For instance, if the current path is "1 2 3 4 5" and 1, 2, 3 are marked as used once - then output "3 4 5".

In your example:

1. We are at "1 2 5". All of them are unused, output "1 2 5" and mark 1, 2, 5 as used once
2. Now, we are at "1 2 6". 1, 2 are used - 2 is the last one. Output from 2 inclusively, "2 6", mark 2 and 6 as used.
3. Now we are at "1 3 7", 1 is used, the only and the last. Output from 1 inclusively, "1 3 7". Mark 1, 3, 7 as used.
4. Now we are at "1 4 8". 1 is used, the only and the last. Output "1 4 8".
5. Now we are at "1 4 9". 1, 4 are used. Output from 4 - "4 9".

It works because in a tree "used node" means "used (the only parent) edge between it and its parent". So, we actually mark used edges and do not output them again.

For example, when we mark 2, 5 as used - it means that we mark edges 1-2 and 2-5. Then, when we go for "1 2 6" - we don't output edges "1-2" because it is used, but output "2-6".
Marking root node (node 1) as used once doesn't affect the output because its value is never checked. It has a physical explanation - root node has no parent edge.

Sorry for a poor explanation. It is pretty difficult to explain an algorithm on trees without drawing :) Feel free to ask any questions concerning algorithms or C#.

Here is the working IDEOne demo.

P.S. This code is, probably, not a good and proper C# code (avoided auto-properties, avoided LINQ) in order to make it understandable to other coders.
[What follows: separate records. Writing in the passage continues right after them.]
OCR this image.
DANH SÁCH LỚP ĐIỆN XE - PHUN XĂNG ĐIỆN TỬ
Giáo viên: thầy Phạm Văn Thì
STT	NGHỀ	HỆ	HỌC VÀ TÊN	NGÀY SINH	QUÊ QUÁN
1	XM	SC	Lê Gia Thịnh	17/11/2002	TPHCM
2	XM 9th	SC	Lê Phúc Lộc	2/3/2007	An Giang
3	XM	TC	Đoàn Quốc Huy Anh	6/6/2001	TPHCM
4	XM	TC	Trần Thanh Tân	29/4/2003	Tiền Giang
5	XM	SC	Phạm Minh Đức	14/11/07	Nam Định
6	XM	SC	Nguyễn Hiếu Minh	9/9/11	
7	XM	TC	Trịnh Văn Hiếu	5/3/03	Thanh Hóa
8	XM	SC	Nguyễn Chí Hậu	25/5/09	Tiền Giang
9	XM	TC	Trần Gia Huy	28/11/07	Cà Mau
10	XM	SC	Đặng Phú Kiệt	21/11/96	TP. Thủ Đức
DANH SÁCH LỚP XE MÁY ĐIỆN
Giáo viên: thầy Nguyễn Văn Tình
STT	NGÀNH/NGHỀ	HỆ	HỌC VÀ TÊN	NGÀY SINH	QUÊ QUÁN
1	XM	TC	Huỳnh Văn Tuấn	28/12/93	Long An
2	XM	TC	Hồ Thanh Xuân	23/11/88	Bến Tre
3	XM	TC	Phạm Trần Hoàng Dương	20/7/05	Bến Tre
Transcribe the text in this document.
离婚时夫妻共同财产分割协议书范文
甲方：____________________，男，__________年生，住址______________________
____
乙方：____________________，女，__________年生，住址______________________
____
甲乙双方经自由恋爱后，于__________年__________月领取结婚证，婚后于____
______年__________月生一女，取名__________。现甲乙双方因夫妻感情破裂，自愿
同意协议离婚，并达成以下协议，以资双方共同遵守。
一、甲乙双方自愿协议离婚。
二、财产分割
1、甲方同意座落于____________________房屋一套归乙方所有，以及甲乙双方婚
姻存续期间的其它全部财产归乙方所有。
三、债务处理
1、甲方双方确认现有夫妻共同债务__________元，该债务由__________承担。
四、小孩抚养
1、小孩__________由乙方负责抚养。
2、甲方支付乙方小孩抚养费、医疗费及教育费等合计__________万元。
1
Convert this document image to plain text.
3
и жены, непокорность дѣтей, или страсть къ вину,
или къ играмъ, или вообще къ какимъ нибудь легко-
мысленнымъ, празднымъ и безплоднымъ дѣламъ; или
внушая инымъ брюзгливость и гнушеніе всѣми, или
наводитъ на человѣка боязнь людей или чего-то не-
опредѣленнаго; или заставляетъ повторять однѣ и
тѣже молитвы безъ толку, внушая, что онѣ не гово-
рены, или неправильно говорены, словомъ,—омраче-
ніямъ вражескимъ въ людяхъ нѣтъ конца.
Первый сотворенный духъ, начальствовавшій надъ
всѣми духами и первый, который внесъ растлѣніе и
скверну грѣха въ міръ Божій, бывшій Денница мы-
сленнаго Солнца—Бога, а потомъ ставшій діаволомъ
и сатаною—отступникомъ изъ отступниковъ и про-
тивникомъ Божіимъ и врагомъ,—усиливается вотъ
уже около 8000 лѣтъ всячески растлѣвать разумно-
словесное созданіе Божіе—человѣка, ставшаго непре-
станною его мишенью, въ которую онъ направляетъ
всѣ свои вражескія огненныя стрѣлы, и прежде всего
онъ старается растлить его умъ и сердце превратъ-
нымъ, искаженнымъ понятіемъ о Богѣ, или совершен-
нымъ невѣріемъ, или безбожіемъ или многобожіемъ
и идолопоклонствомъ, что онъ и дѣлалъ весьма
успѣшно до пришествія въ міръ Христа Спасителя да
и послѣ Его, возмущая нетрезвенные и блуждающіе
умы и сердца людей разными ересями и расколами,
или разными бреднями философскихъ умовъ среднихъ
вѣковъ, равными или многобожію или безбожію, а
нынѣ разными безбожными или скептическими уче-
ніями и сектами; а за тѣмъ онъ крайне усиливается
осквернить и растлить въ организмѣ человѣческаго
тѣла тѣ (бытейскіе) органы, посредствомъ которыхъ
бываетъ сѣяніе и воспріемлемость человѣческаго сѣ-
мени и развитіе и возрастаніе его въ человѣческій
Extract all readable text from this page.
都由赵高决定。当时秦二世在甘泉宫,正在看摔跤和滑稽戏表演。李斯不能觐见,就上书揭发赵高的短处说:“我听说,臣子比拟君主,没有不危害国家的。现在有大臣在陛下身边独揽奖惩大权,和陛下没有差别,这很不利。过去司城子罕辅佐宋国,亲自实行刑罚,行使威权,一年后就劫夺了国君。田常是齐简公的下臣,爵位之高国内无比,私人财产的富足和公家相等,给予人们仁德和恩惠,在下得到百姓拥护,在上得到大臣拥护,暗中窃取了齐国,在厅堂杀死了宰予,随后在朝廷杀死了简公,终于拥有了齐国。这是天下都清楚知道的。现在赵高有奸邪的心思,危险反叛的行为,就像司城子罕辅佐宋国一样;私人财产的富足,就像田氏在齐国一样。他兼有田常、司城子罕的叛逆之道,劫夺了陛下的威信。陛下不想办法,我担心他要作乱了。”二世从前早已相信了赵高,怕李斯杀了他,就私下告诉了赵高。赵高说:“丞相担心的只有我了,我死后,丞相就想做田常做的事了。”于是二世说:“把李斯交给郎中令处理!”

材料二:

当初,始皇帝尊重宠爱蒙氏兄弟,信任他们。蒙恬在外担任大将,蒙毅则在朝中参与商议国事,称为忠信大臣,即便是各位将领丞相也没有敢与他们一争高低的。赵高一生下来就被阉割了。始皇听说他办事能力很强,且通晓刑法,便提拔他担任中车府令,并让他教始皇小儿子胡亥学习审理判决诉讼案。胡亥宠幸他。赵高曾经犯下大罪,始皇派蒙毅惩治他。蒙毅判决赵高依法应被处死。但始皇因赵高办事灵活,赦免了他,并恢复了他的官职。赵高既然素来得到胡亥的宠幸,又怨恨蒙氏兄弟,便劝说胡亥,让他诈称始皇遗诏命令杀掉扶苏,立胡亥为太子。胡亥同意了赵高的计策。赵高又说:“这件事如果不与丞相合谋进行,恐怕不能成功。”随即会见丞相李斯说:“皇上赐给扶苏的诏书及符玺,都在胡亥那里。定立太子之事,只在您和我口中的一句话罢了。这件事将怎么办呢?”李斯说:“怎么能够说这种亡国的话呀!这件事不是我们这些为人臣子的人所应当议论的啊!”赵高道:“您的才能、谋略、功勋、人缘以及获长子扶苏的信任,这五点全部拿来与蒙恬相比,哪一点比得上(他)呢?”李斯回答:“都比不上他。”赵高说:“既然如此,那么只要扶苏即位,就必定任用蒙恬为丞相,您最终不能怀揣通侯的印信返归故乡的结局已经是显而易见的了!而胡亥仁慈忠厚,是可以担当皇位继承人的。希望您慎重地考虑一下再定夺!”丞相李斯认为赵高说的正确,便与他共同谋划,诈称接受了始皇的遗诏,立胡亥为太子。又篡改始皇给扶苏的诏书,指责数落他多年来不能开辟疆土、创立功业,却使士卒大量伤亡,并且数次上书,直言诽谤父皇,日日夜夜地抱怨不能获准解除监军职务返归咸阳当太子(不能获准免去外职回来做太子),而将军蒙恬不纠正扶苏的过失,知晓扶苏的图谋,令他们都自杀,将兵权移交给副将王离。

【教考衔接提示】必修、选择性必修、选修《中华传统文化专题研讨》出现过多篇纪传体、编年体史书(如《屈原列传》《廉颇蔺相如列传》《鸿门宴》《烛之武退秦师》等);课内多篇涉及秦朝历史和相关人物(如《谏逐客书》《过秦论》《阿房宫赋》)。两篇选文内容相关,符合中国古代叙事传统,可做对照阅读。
Of course, this algorithm is not perfect - we can remove currentPath because in a tree the path is easily recoverable; we can improve output; we can encapsulate this algorithm in a class. I just have tried to show the common solution.

Answer 2

This is a tree. The other solutions probably work but are unnecessarily complicated. Represent a tree structure in Python.

class Node:
    def __init__(self, label, children):
        self.label = label
        self.children = children

Then the tree

  1
 / \
2   3
   / \
  4   5

is Node(1, [Node(2, []), Node(3, [Node(4, []), Node(5, [])])]). Make a recursive procedure as follows. We guarantee that the root appears in the first path.

def disjointpaths(node):
    if node.children:
        paths = []
        for child in node.children:
            childpaths = disjointpaths(child)
            childpaths[0].insert(0, node.label)
            paths.extend(childpaths)
        return paths
    else:
        return [[node.label]]

This can be optimized (first target: stop inserting at the front of a list).